Maka, menghadap Ki Pati dan Ki
Pandan dihadapan ayahanda rajanya di ruang tamu istana kerajaan di Kutei Belau
Setaun. Dengan rasa hormat, kedua putra mahkota itu bersujud kepada
ayahandanya. Di ruangan tamu istana sudah banyak yang berkumpul, termasuk
ibundanya. Setelah keduanya duduk, berkatalah sang raja.
“Ananda berdua, tahukah apa maksud
ayahanda memanggil ananda?” tanya sang raja. Tentu saja Ki Pati dan Ki Pandan
tidak tahu. Selang beberapa saat kemudiannya, sang raja pun berucap, “Tahukah
ananda berdua, siapa yang duduk di samping ayahanda ini?” Kita Pati dan Ki
Pandan menggelengkan kepala.
“Mohon maaf ayahanda raja, siapakah
gerangan ibunda tercinta ini,?” kata Ki Pandan dengan bahasa yang santun kepada
ayahandanya. Mendengar ucapan itu, Sebei Lebong tersenyum. Dari sorot matanya
terpancar rasa gembira yang luar biasa. Ia bergumam, "Inilah pewaris
kerajaan di Kutei Belau Setaun!”
Baiklah, kalau memang tak tahu,
ayahanda akan jelaskan, bahwa ibunda yang berada di samping ayahanda ini tak
lain adalah adik kandung ayahanda yang menjadi permaisuri di kerajaan Indrapura
di Pulau Pagai. “Jadi, ananda berdua harus memanggilnya dengan bibinda
permaisuri dan segeralah bersujud memberi hormat,” pinta Ki Karang Nio kepada
kedua putranya.
Kedua putra Ki Karang Nio memang
cerdas. Tanpa diperintah lagi, Ki Pati dan Ki Karang Nio yang tumbuh dewasa dan
tampan menyujuti bibinda permaisuri Sebei Lebong itu dengan perasaan yang suka
cita, karena baru bertemu saat itu.
Oleh Sebei Lebong, kedua putra
mahkota itu dielus-elusnya rambut mereka, kemudian diciumnya kening keduanya
sebagai pemberian berkah kehidupan akan datang, agar keduanya tetap selamat dan
sukses dalam mengarungi kehidupan dunia. Setelah kedua putra Ki Karang Nio
mundur beberapa langkah dari hadapan Sebei Lebong, hanya berselang sejenak,
Sebei Lebong berkata kepada Ki Karang Nio.
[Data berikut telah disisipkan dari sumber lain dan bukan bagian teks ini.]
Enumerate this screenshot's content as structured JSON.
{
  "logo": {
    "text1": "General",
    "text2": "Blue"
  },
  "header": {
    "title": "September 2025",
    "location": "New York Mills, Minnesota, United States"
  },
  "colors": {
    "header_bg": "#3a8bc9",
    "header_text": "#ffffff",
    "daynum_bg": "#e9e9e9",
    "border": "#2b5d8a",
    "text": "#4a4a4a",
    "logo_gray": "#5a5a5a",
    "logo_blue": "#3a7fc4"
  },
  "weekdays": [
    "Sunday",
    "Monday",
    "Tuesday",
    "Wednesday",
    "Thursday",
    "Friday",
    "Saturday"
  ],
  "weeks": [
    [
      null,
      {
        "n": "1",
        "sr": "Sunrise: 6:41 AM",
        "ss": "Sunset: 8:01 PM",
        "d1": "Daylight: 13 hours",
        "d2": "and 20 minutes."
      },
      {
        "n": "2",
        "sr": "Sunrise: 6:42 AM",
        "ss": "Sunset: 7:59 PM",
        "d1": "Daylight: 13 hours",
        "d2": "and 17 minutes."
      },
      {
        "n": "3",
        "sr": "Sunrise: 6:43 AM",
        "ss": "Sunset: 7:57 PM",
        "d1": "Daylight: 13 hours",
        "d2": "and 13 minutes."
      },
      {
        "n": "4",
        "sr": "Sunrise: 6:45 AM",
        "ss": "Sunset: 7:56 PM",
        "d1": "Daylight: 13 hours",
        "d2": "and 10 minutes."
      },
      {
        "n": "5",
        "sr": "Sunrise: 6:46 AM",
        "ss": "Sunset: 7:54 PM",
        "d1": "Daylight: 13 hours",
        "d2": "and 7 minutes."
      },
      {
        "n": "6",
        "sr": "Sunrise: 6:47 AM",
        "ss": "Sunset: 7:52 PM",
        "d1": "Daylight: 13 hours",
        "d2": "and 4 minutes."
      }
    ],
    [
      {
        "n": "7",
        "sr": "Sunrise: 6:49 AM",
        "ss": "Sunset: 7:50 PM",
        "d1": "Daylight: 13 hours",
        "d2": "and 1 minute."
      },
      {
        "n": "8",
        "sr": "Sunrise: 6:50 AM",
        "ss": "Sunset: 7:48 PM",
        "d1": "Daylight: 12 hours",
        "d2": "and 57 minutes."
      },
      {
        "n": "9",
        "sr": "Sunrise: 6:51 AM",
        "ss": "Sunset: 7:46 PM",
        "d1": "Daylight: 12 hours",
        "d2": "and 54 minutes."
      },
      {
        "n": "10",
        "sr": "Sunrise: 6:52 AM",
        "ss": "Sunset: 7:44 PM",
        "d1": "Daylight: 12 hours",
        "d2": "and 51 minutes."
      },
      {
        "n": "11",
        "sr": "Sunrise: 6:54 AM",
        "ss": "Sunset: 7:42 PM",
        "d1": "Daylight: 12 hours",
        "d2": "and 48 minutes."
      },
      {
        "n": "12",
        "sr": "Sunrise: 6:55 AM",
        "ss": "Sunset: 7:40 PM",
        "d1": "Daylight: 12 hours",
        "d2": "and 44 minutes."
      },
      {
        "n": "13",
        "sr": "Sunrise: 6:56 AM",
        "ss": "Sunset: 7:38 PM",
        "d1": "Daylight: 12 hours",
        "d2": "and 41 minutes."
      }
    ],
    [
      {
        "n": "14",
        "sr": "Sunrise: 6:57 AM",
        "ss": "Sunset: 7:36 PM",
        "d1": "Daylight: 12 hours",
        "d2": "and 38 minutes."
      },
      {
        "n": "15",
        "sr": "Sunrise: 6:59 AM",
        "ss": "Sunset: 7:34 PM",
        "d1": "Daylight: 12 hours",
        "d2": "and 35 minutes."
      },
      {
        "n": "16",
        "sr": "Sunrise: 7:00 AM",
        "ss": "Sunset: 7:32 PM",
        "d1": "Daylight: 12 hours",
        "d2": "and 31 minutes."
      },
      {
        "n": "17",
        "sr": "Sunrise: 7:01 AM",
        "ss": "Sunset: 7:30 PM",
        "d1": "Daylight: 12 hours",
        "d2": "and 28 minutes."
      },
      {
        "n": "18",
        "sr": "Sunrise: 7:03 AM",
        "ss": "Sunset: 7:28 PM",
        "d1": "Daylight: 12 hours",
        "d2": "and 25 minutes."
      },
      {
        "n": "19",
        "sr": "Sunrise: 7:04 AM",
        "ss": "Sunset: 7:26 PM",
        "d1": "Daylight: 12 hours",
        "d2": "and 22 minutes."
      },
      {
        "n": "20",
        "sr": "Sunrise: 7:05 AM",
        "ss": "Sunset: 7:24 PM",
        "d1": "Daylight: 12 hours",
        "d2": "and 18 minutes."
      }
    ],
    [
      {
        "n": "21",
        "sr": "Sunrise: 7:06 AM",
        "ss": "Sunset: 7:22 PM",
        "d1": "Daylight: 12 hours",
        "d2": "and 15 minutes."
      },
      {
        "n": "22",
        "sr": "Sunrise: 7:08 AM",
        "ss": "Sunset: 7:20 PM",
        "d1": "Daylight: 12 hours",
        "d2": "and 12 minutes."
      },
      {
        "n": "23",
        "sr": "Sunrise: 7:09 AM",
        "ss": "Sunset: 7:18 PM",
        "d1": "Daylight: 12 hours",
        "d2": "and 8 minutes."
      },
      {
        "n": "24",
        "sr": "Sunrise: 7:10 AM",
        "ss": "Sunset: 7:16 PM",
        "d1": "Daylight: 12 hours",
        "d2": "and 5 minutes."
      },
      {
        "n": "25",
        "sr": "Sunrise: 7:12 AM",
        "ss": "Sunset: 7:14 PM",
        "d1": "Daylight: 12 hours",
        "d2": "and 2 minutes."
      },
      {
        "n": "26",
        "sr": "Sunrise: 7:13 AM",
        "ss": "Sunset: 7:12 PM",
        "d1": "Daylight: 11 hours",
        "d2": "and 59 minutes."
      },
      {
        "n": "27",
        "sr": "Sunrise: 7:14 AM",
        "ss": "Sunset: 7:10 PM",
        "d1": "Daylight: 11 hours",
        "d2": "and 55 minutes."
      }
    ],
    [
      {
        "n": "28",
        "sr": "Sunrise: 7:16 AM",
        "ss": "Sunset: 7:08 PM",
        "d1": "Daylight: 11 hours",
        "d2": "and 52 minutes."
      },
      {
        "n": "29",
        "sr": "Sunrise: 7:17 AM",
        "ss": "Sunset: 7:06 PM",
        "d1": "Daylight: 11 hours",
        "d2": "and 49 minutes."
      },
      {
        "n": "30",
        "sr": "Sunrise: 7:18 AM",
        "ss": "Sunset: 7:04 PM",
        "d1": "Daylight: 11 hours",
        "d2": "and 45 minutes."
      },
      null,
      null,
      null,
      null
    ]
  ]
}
“Kakanda raja, saya ingin bertanya,
siapakah penerima kedua sabok yang dikirim beberapa tahun silam?” tanya Sebei
Lebong.
“Adindaku, sabok berumbai emas dan
perak berisi buah abo dipilih dan diambil oleh ananda Ki Pati, sedangakn sabok
berisi buah aman dipilih dan diambil oleh Ki Pandan,” jelas Ki Karang Nio.
Mendengar pengungkapan itu, gembiralah hati Sebei Lebong. Tercengang. Namun, di
hatinya timbul pertanyaan dan kegusaran. Akhirnya ia menjelaskan dihadapan
keluarga istana Kutei Belau Setaun tentang sabok berisi buah abo dan buah aman
yang sudah dipilih oleh putra mahkota kerajaan.
“Wahai anandaku Ki Pati, engkau telah
memilih sabok baru berumbai emas dan perak berisi buah abo yang besar, berarti
engkau anandaku tidak memiliki tabiat orangtua dan berpaham. Engkau hanya
menilik sesuatu itu dari luar saja, tidak melihat yang bathin, engkau mau yang
kelihatannya bagus, mau yang enaknya saja seperti tabiat paman-pamanmu yang
dahulu. Camkanlah di hati sanubarimu, hak anakku Ki Pati, bahwa engkau yang
bertabiat seperti itu tidak patut menjadi raja,!” terang Sebei Lebong yang
didengar semua keluarga kerajaan.
Kemudian, kepada Ki Pandan, Sebei
Lebong berkata pula, “Engkau, hai anakku Ki Pandan, sungguhpun engkau masih
kecil, tetapi engkau bijaksana dan budiman. Tabiat anakku itu, sudah selayaknya
engkau nanti menggantikan kedudukan ayahandamu di Lebong,” ujarnya lagi.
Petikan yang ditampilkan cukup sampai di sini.